Image : NOTE: The below Blu-ray captures were ripped directly from the Blu-ray disc.
NOTE: I should state that my copy arrived with a 'sample' sticker on it. After perusing it closely I don't doubt it will be exactly the same as the consumer edition. If I miss anything, especially in the way of extras, I guess this is my 'out'.

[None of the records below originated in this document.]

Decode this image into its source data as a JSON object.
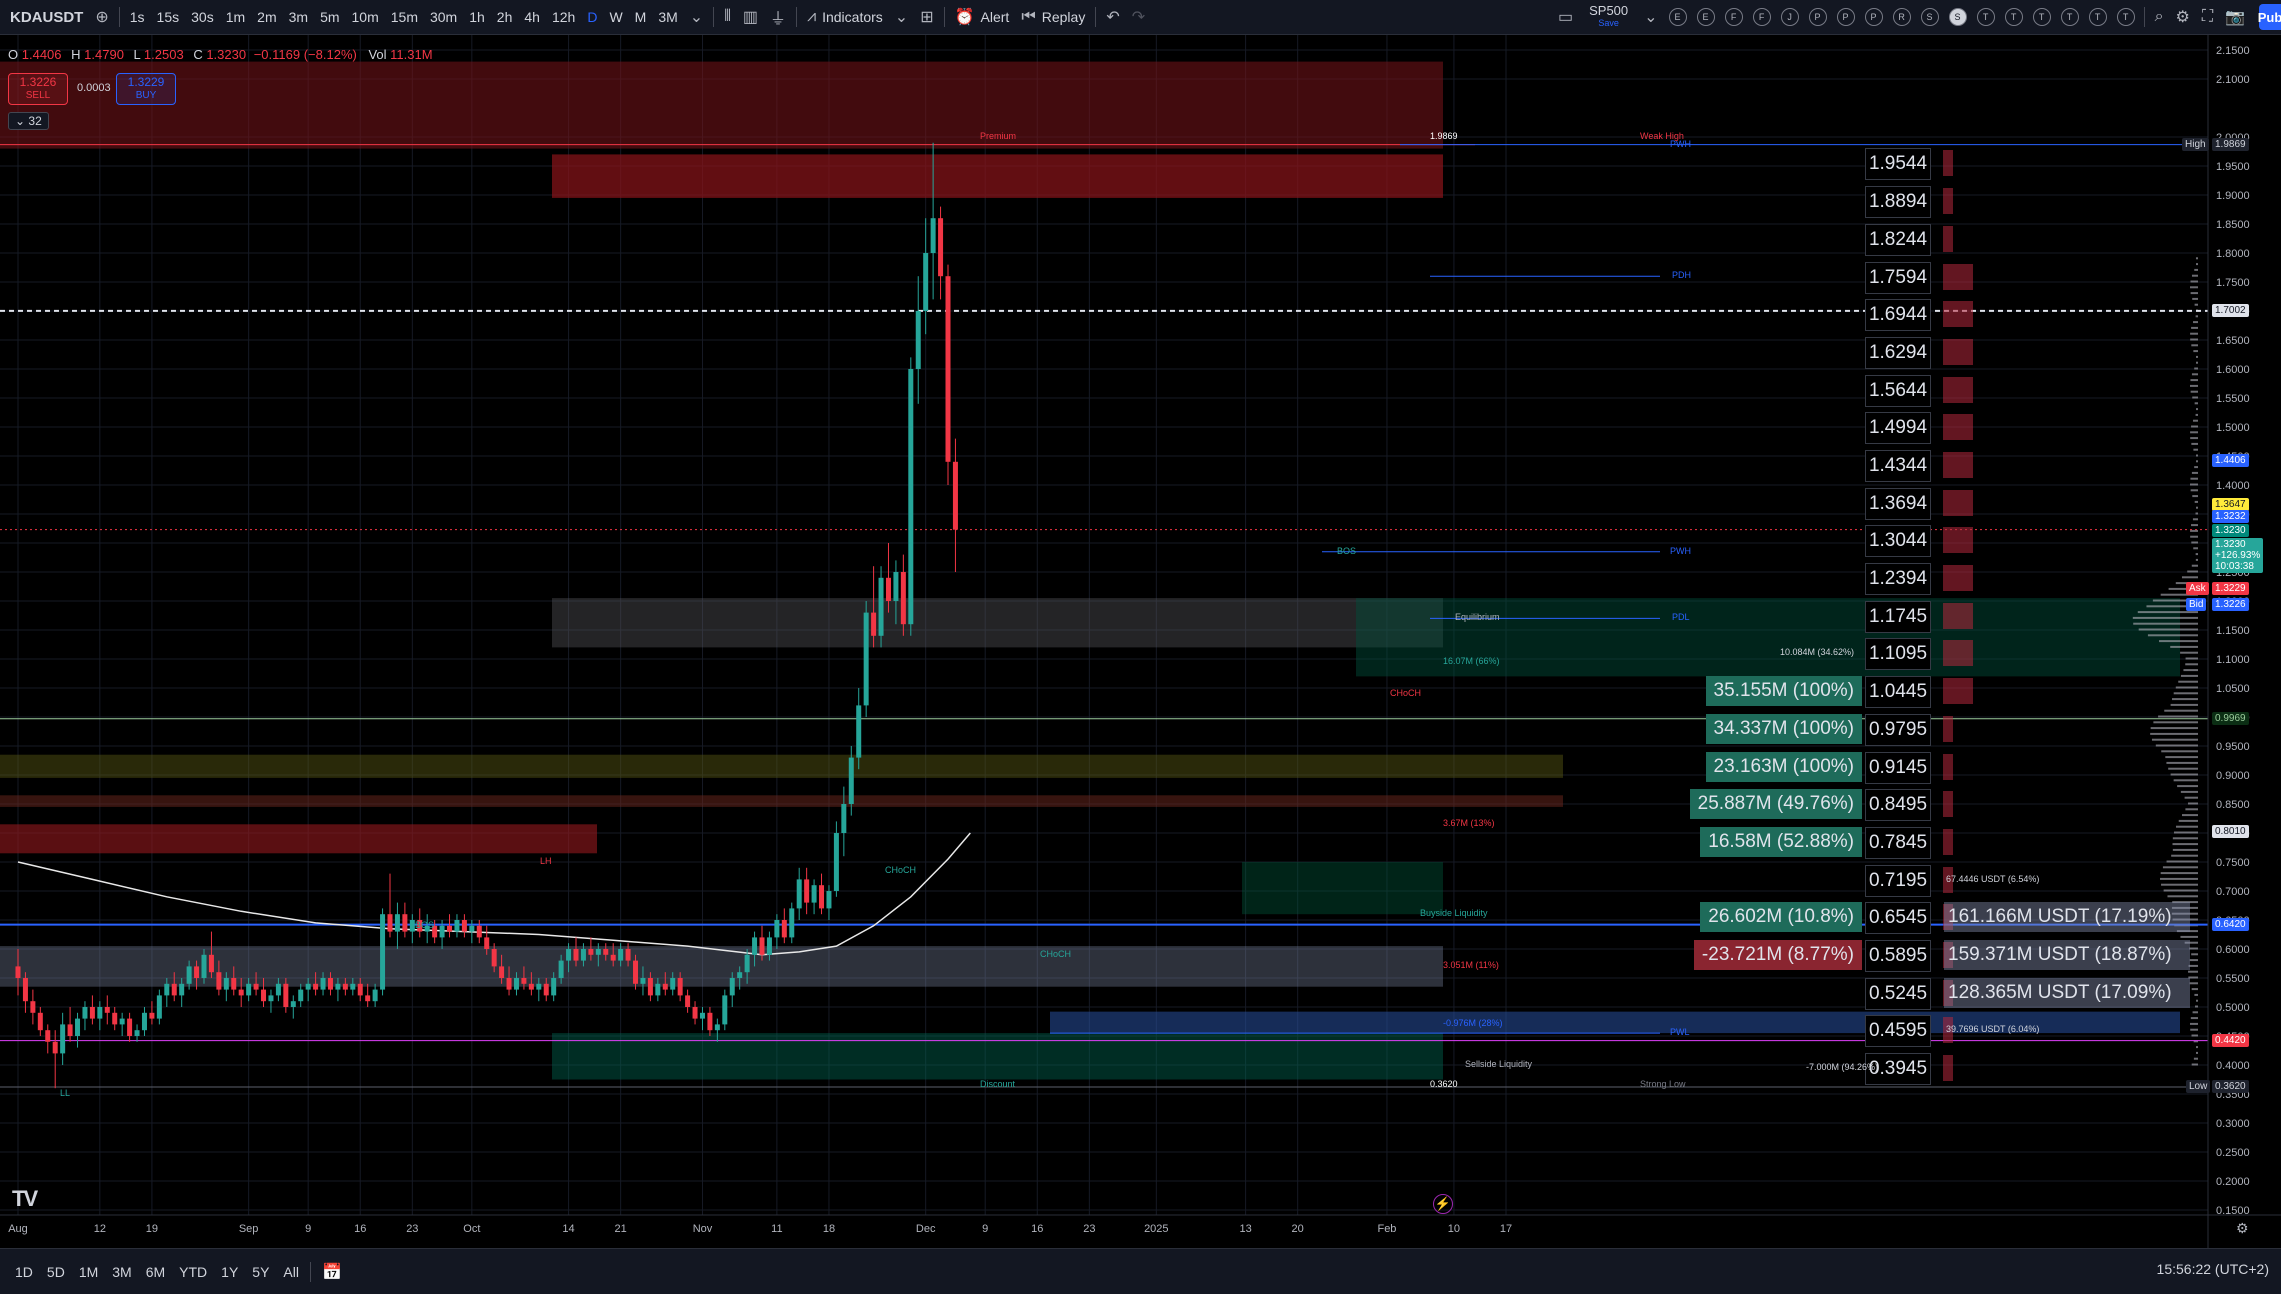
{
  "toolbar": {
    "symbol": "KDAUSDT",
    "intervals": [
      "1s",
      "15s",
      "30s",
      "1m",
      "2m",
      "3m",
      "5m",
      "10m",
      "15m",
      "30m",
      "1h",
      "2h",
      "4h",
      "12h",
      "D",
      "W",
      "M",
      "3M"
    ],
    "active_interval": "D",
    "indicators_label": "Indicators",
    "alert_label": "Alert",
    "replay_label": "Replay",
    "layout_name": "SP500",
    "layout_status": "Save",
    "watch_buttons": [
      "E",
      "E",
      "F",
      "F",
      "J",
      "P",
      "P",
      "P",
      "R",
      "S",
      "S",
      "T",
      "T",
      "T",
      "T",
      "T",
      "T"
    ],
    "active_watch_index": 10,
    "publish_label": "Pub"
  },
  "legend": {
    "open_label": "O",
    "open": "1.4406",
    "high_label": "H",
    "high": "1.4790",
    "low_label": "L",
    "low": "1.2503",
    "close_label": "C",
    "close": "1.3230",
    "change": "−0.1169 (−8.12%)",
    "vol_label": "Vol",
    "vol": "11.31M",
    "sell_price": "1.3226",
    "sell_label": "SELL",
    "spread": "0.0003",
    "buy_price": "1.3229",
    "buy_label": "BUY",
    "indicator_count": "32"
  },
  "colors": {
    "up": "#26a69a",
    "down": "#f23645",
    "accent": "#2962ff",
    "bg": "#000000",
    "panel": "#131722"
  },
  "chart_data": {
    "type": "candlestick",
    "symbol": "KDAUSDT",
    "interval": "D",
    "ylim": [
      0.1,
      2.2
    ],
    "y_ticks": [
      "2.1500",
      "2.1000",
      "2.0000",
      "1.9500",
      "1.9000",
      "1.8500",
      "1.8000",
      "1.7500",
      "1.7000",
      "1.6500",
      "1.6000",
      "1.5500",
      "1.5000",
      "1.4500",
      "1.4000",
      "1.3500",
      "1.3000",
      "1.2500",
      "1.2000",
      "1.1500",
      "1.1000",
      "1.0500",
      "1.0000",
      "0.9500",
      "0.9000",
      "0.8500",
      "0.8000",
      "0.7500",
      "0.7000",
      "0.6500",
      "0.6000",
      "0.5500",
      "0.5000",
      "0.4500",
      "0.4000",
      "0.3500",
      "0.3000",
      "0.2500",
      "0.2000",
      "0.1500"
    ],
    "x_ticks": [
      {
        "label": "Aug",
        "day": 0
      },
      {
        "label": "12",
        "day": 11
      },
      {
        "label": "19",
        "day": 18
      },
      {
        "label": "Sep",
        "day": 31
      },
      {
        "label": "9",
        "day": 39
      },
      {
        "label": "16",
        "day": 46
      },
      {
        "label": "23",
        "day": 53
      },
      {
        "label": "Oct",
        "day": 61
      },
      {
        "label": "14",
        "day": 74
      },
      {
        "label": "21",
        "day": 81
      },
      {
        "label": "Nov",
        "day": 92
      },
      {
        "label": "11",
        "day": 102
      },
      {
        "label": "18",
        "day": 109
      },
      {
        "label": "Dec",
        "day": 122
      },
      {
        "label": "9",
        "day": 130
      },
      {
        "label": "16",
        "day": 137
      },
      {
        "label": "23",
        "day": 144
      },
      {
        "label": "2025",
        "day": 153
      },
      {
        "label": "13",
        "day": 165
      },
      {
        "label": "20",
        "day": 172
      },
      {
        "label": "Feb",
        "day": 184
      },
      {
        "label": "10",
        "day": 193
      },
      {
        "label": "17",
        "day": 200
      }
    ],
    "x_domain": [
      0,
      204
    ],
    "candles": [
      [
        0.57,
        0.6,
        0.52,
        0.55
      ],
      [
        0.55,
        0.56,
        0.49,
        0.51
      ],
      [
        0.51,
        0.53,
        0.47,
        0.49
      ],
      [
        0.49,
        0.5,
        0.45,
        0.46
      ],
      [
        0.46,
        0.47,
        0.42,
        0.44
      ],
      [
        0.44,
        0.46,
        0.36,
        0.42
      ],
      [
        0.42,
        0.49,
        0.4,
        0.47
      ],
      [
        0.47,
        0.5,
        0.44,
        0.45
      ],
      [
        0.45,
        0.49,
        0.43,
        0.48
      ],
      [
        0.48,
        0.51,
        0.46,
        0.5
      ],
      [
        0.5,
        0.52,
        0.47,
        0.48
      ],
      [
        0.48,
        0.51,
        0.46,
        0.5
      ],
      [
        0.5,
        0.52,
        0.47,
        0.49
      ],
      [
        0.49,
        0.5,
        0.46,
        0.47
      ],
      [
        0.47,
        0.49,
        0.45,
        0.48
      ],
      [
        0.48,
        0.49,
        0.44,
        0.45
      ],
      [
        0.45,
        0.47,
        0.44,
        0.46
      ],
      [
        0.46,
        0.5,
        0.45,
        0.49
      ],
      [
        0.49,
        0.51,
        0.47,
        0.48
      ],
      [
        0.48,
        0.53,
        0.47,
        0.52
      ],
      [
        0.52,
        0.55,
        0.5,
        0.54
      ],
      [
        0.54,
        0.56,
        0.51,
        0.52
      ],
      [
        0.52,
        0.55,
        0.5,
        0.54
      ],
      [
        0.54,
        0.58,
        0.53,
        0.57
      ],
      [
        0.57,
        0.58,
        0.53,
        0.55
      ],
      [
        0.55,
        0.6,
        0.54,
        0.59
      ],
      [
        0.59,
        0.63,
        0.55,
        0.56
      ],
      [
        0.56,
        0.58,
        0.52,
        0.53
      ],
      [
        0.53,
        0.56,
        0.51,
        0.55
      ],
      [
        0.55,
        0.57,
        0.52,
        0.53
      ],
      [
        0.53,
        0.55,
        0.5,
        0.52
      ],
      [
        0.52,
        0.55,
        0.51,
        0.54
      ],
      [
        0.54,
        0.56,
        0.52,
        0.53
      ],
      [
        0.53,
        0.55,
        0.5,
        0.51
      ],
      [
        0.51,
        0.53,
        0.49,
        0.52
      ],
      [
        0.52,
        0.55,
        0.51,
        0.54
      ],
      [
        0.54,
        0.55,
        0.49,
        0.5
      ],
      [
        0.5,
        0.52,
        0.48,
        0.51
      ],
      [
        0.51,
        0.54,
        0.5,
        0.53
      ],
      [
        0.53,
        0.55,
        0.51,
        0.54
      ],
      [
        0.54,
        0.56,
        0.52,
        0.53
      ],
      [
        0.53,
        0.56,
        0.52,
        0.55
      ],
      [
        0.55,
        0.56,
        0.52,
        0.53
      ],
      [
        0.53,
        0.55,
        0.51,
        0.54
      ],
      [
        0.54,
        0.55,
        0.52,
        0.53
      ],
      [
        0.53,
        0.55,
        0.52,
        0.54
      ],
      [
        0.54,
        0.55,
        0.51,
        0.52
      ],
      [
        0.52,
        0.54,
        0.5,
        0.51
      ],
      [
        0.51,
        0.54,
        0.5,
        0.53
      ],
      [
        0.53,
        0.67,
        0.52,
        0.66
      ],
      [
        0.66,
        0.73,
        0.62,
        0.63
      ],
      [
        0.63,
        0.68,
        0.6,
        0.66
      ],
      [
        0.66,
        0.68,
        0.62,
        0.63
      ],
      [
        0.63,
        0.66,
        0.61,
        0.65
      ],
      [
        0.65,
        0.67,
        0.62,
        0.63
      ],
      [
        0.63,
        0.66,
        0.61,
        0.64
      ],
      [
        0.64,
        0.65,
        0.61,
        0.62
      ],
      [
        0.62,
        0.65,
        0.6,
        0.64
      ],
      [
        0.64,
        0.66,
        0.62,
        0.63
      ],
      [
        0.63,
        0.66,
        0.62,
        0.65
      ],
      [
        0.65,
        0.66,
        0.62,
        0.63
      ],
      [
        0.63,
        0.65,
        0.61,
        0.64
      ],
      [
        0.64,
        0.65,
        0.61,
        0.62
      ],
      [
        0.62,
        0.64,
        0.59,
        0.6
      ],
      [
        0.6,
        0.61,
        0.56,
        0.57
      ],
      [
        0.57,
        0.59,
        0.54,
        0.55
      ],
      [
        0.55,
        0.57,
        0.52,
        0.53
      ],
      [
        0.53,
        0.56,
        0.52,
        0.55
      ],
      [
        0.55,
        0.57,
        0.53,
        0.54
      ],
      [
        0.54,
        0.56,
        0.52,
        0.53
      ],
      [
        0.53,
        0.55,
        0.51,
        0.54
      ],
      [
        0.54,
        0.55,
        0.51,
        0.52
      ],
      [
        0.52,
        0.56,
        0.51,
        0.55
      ],
      [
        0.55,
        0.59,
        0.54,
        0.58
      ],
      [
        0.58,
        0.61,
        0.56,
        0.6
      ],
      [
        0.6,
        0.62,
        0.57,
        0.58
      ],
      [
        0.58,
        0.61,
        0.57,
        0.6
      ],
      [
        0.6,
        0.62,
        0.58,
        0.59
      ],
      [
        0.59,
        0.61,
        0.57,
        0.6
      ],
      [
        0.6,
        0.61,
        0.58,
        0.59
      ],
      [
        0.59,
        0.61,
        0.57,
        0.58
      ],
      [
        0.58,
        0.61,
        0.57,
        0.6
      ],
      [
        0.6,
        0.61,
        0.57,
        0.58
      ],
      [
        0.58,
        0.59,
        0.53,
        0.54
      ],
      [
        0.54,
        0.57,
        0.52,
        0.55
      ],
      [
        0.55,
        0.56,
        0.51,
        0.52
      ],
      [
        0.52,
        0.55,
        0.51,
        0.54
      ],
      [
        0.54,
        0.56,
        0.52,
        0.53
      ],
      [
        0.53,
        0.56,
        0.52,
        0.55
      ],
      [
        0.55,
        0.56,
        0.51,
        0.52
      ],
      [
        0.52,
        0.53,
        0.49,
        0.5
      ],
      [
        0.5,
        0.51,
        0.47,
        0.48
      ],
      [
        0.48,
        0.5,
        0.46,
        0.49
      ],
      [
        0.49,
        0.5,
        0.45,
        0.46
      ],
      [
        0.46,
        0.48,
        0.44,
        0.47
      ],
      [
        0.47,
        0.53,
        0.46,
        0.52
      ],
      [
        0.52,
        0.56,
        0.5,
        0.55
      ],
      [
        0.55,
        0.57,
        0.53,
        0.56
      ],
      [
        0.56,
        0.6,
        0.54,
        0.59
      ],
      [
        0.59,
        0.63,
        0.57,
        0.62
      ],
      [
        0.62,
        0.64,
        0.58,
        0.59
      ],
      [
        0.59,
        0.63,
        0.58,
        0.62
      ],
      [
        0.62,
        0.66,
        0.6,
        0.65
      ],
      [
        0.65,
        0.67,
        0.61,
        0.62
      ],
      [
        0.62,
        0.68,
        0.61,
        0.67
      ],
      [
        0.67,
        0.74,
        0.65,
        0.72
      ],
      [
        0.72,
        0.74,
        0.66,
        0.68
      ],
      [
        0.68,
        0.72,
        0.66,
        0.71
      ],
      [
        0.71,
        0.73,
        0.66,
        0.67
      ],
      [
        0.67,
        0.71,
        0.65,
        0.7
      ],
      [
        0.7,
        0.82,
        0.69,
        0.8
      ],
      [
        0.8,
        0.88,
        0.76,
        0.85
      ],
      [
        0.85,
        0.95,
        0.83,
        0.93
      ],
      [
        0.93,
        1.05,
        0.91,
        1.02
      ],
      [
        1.02,
        1.2,
        1.0,
        1.18
      ],
      [
        1.18,
        1.26,
        1.12,
        1.14
      ],
      [
        1.14,
        1.26,
        1.12,
        1.24
      ],
      [
        1.24,
        1.3,
        1.18,
        1.2
      ],
      [
        1.2,
        1.27,
        1.16,
        1.25
      ],
      [
        1.25,
        1.28,
        1.14,
        1.16
      ],
      [
        1.16,
        1.62,
        1.14,
        1.6
      ],
      [
        1.6,
        1.76,
        1.54,
        1.7
      ],
      [
        1.7,
        1.86,
        1.66,
        1.8
      ],
      [
        1.8,
        1.99,
        1.72,
        1.86
      ],
      [
        1.86,
        1.88,
        1.72,
        1.76
      ],
      [
        1.76,
        1.78,
        1.4,
        1.44
      ],
      [
        1.44,
        1.48,
        1.25,
        1.323
      ]
    ],
    "moving_average": [
      {
        "day": 0,
        "value": 0.75
      },
      {
        "day": 10,
        "value": 0.72
      },
      {
        "day": 20,
        "value": 0.69
      },
      {
        "day": 30,
        "value": 0.665
      },
      {
        "day": 40,
        "value": 0.645
      },
      {
        "day": 50,
        "value": 0.635
      },
      {
        "day": 60,
        "value": 0.63
      },
      {
        "day": 70,
        "value": 0.625
      },
      {
        "day": 80,
        "value": 0.615
      },
      {
        "day": 90,
        "value": 0.605
      },
      {
        "day": 100,
        "value": 0.59
      },
      {
        "day": 105,
        "value": 0.595
      },
      {
        "day": 110,
        "value": 0.605
      },
      {
        "day": 115,
        "value": 0.64
      },
      {
        "day": 120,
        "value": 0.69
      },
      {
        "day": 125,
        "value": 0.755
      },
      {
        "day": 128,
        "value": 0.8
      }
    ],
    "price_levels": [
      "1.9544",
      "1.8894",
      "1.8244",
      "1.7594",
      "1.6944",
      "1.6294",
      "1.5644",
      "1.4994",
      "1.4344",
      "1.3694",
      "1.3044",
      "1.2394",
      "1.1745",
      "1.1095",
      "1.0445",
      "0.9795",
      "0.9145",
      "0.8495",
      "0.7845",
      "0.7195",
      "0.6545",
      "0.5895",
      "0.5245",
      "0.4595",
      "0.3945"
    ],
    "orderbook_labels": [
      {
        "level": "1.0445",
        "text": "35.155M (100%)",
        "color": "#1e6b5a"
      },
      {
        "level": "0.9795",
        "text": "34.337M (100%)",
        "color": "#1e6b5a"
      },
      {
        "level": "0.9145",
        "text": "23.163M (100%)",
        "color": "#1e6b5a"
      },
      {
        "level": "0.8495",
        "text": "25.887M (49.76%)",
        "color": "#1e6b5a"
      },
      {
        "level": "0.7845",
        "text": "16.58M (52.88%)",
        "color": "#1e6b5a"
      },
      {
        "level": "0.6545",
        "text": "26.602M (10.8%)",
        "color": "#1e6b5a"
      },
      {
        "level": "0.5895",
        "text": "-23.721M (8.77%)",
        "color": "#8a2530"
      }
    ],
    "usdt_labels": [
      {
        "level": "0.6545",
        "text": "161.166M USDT (17.19%)"
      },
      {
        "level": "0.5895",
        "text": "159.371M USDT (18.87%)"
      },
      {
        "level": "0.5245",
        "text": "128.365M USDT (17.09%)"
      }
    ],
    "small_labels": {
      "small_1": "10.084M (34.62%)",
      "small_2": "16.07M (66%)",
      "small_3": "3.67M (13%)",
      "small_4": "67.4446 USDT (6.54%)",
      "small_5": "39.7696 USDT (6.04%)",
      "small_6": "-7.000M (94.26%)",
      "small_7": "3.051M (11%)",
      "small_8": "-0.976M (28%)"
    },
    "zone_labels": {
      "premium": "Premium",
      "discount": "Discount",
      "equilibrium": "Equilibrium",
      "sellside": "Sellside Liquidity",
      "buyside": "Buyside Liquidity",
      "pwh": "PWH",
      "pdh": "PDH",
      "pdl": "PDL",
      "pwl": "PWL",
      "weak_high": "Weak High",
      "strong_low": "Strong Low",
      "high_marker": "1.9869",
      "low_marker": "0.3620",
      "choch": "CHoCH",
      "bos": "BOS",
      "ll": "LL",
      "lh": "LH"
    },
    "axis_tags": {
      "high_label": "High",
      "high_value": "1.9869",
      "crosshair": "1.7002",
      "open_tag": "1.4406",
      "yellow_tag": "1.3647",
      "blue_tag": "1.3232",
      "green_tag": "1.3230",
      "last_price": "1.3230",
      "last_change": "+126.93%",
      "countdown": "10:03:38",
      "ask_label": "Ask",
      "ask_value": "1.3229",
      "bid_label": "Bid",
      "bid_value": "1.3226",
      "green_line": "0.9969",
      "ma_tag": "0.8010",
      "blue_line": "0.6420",
      "red_line": "0.4420",
      "low_label": "Low",
      "low_value": "0.3620"
    }
  },
  "bottom": {
    "ranges": [
      "1D",
      "5D",
      "1M",
      "3M",
      "6M",
      "YTD",
      "1Y",
      "5Y",
      "All"
    ],
    "clock": "15:56:22 (UTC+2)"
  }
}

The image looks pretty flawless if a bit gritty at times. This was pre-modern digital animation days but you wouldn't know it as this image seems reasonably artifact free, super clean and very bright. A few years back Akira was restored by Pioneer Entertainment at a cost of $1 million for the release on home video and DVD. The results were highly impressive in SD. Once at this level of strong theatrical reproduction for animation - the major issue becomes the style of the visuals and whether you like... or dislike. I found it refreshing and didn't think it lost a step to more modern representation of the genre. The 'film' itself takes up almost 40 Gig of space, on the dual-layered Blu-ray, and while I found motion not quite a smooth as more recent animation, it didn't take long to accept it. Overall, I am not experienced enough in these animations, having reviewed maybe a dozen in my life, but I'd have to say this looks extremely good and I can find no prominent weaknesses. This is probably as good as anything else I can remember seeing except it may be marginally flatter with less depth and a touch more textured than some may anticipate. This is certainly no fault of the transfer - this is the way that Akira originally looks.
NOTE: The image has a black border circumventing the frame marginally limiting the horizontal resolution. We've see this before in Japanese animation to counter overscan on production TV sets, but as this will be on HD systems it seems inappropriate.
CLICK EACH BLU-RAY CAPTURE TO SEE ALL IMAGES IN FULL 1920X1080 RESOLUTION
Audio & Music: You immediately get the choice of Japanese or English 'buttons' and then Akira starts accordingly (after an FBI warning and about a minute of Production logos!). There are audio options in original Japanese TrueHD or an English DUB - also in TrueHD. There is also Japanese 5.1 DD and Linear PCM choices. There are optional subtitles in both language options. Audio sounded extremely strong (I listened to the original Japanese TrueHD for most of the film). There were some explosive, more aggressive moments (motorcycle) and even some subtlety (Japanese music). There seems to be excellent range in the mix with powerful low frequency response. This track had come impressive moments and seems consistent. Although I only tested it briefly the English DUB seems to match the English subtitles. We've been informed that this release is indeed region-free!
Extras:As I mentioned - this is a 'sample' copy and if anything is missing - I suspect it would be here. I could only access some trailers, teasers, a commercial and a short piece the storyboards for the film. The box does not state anything further.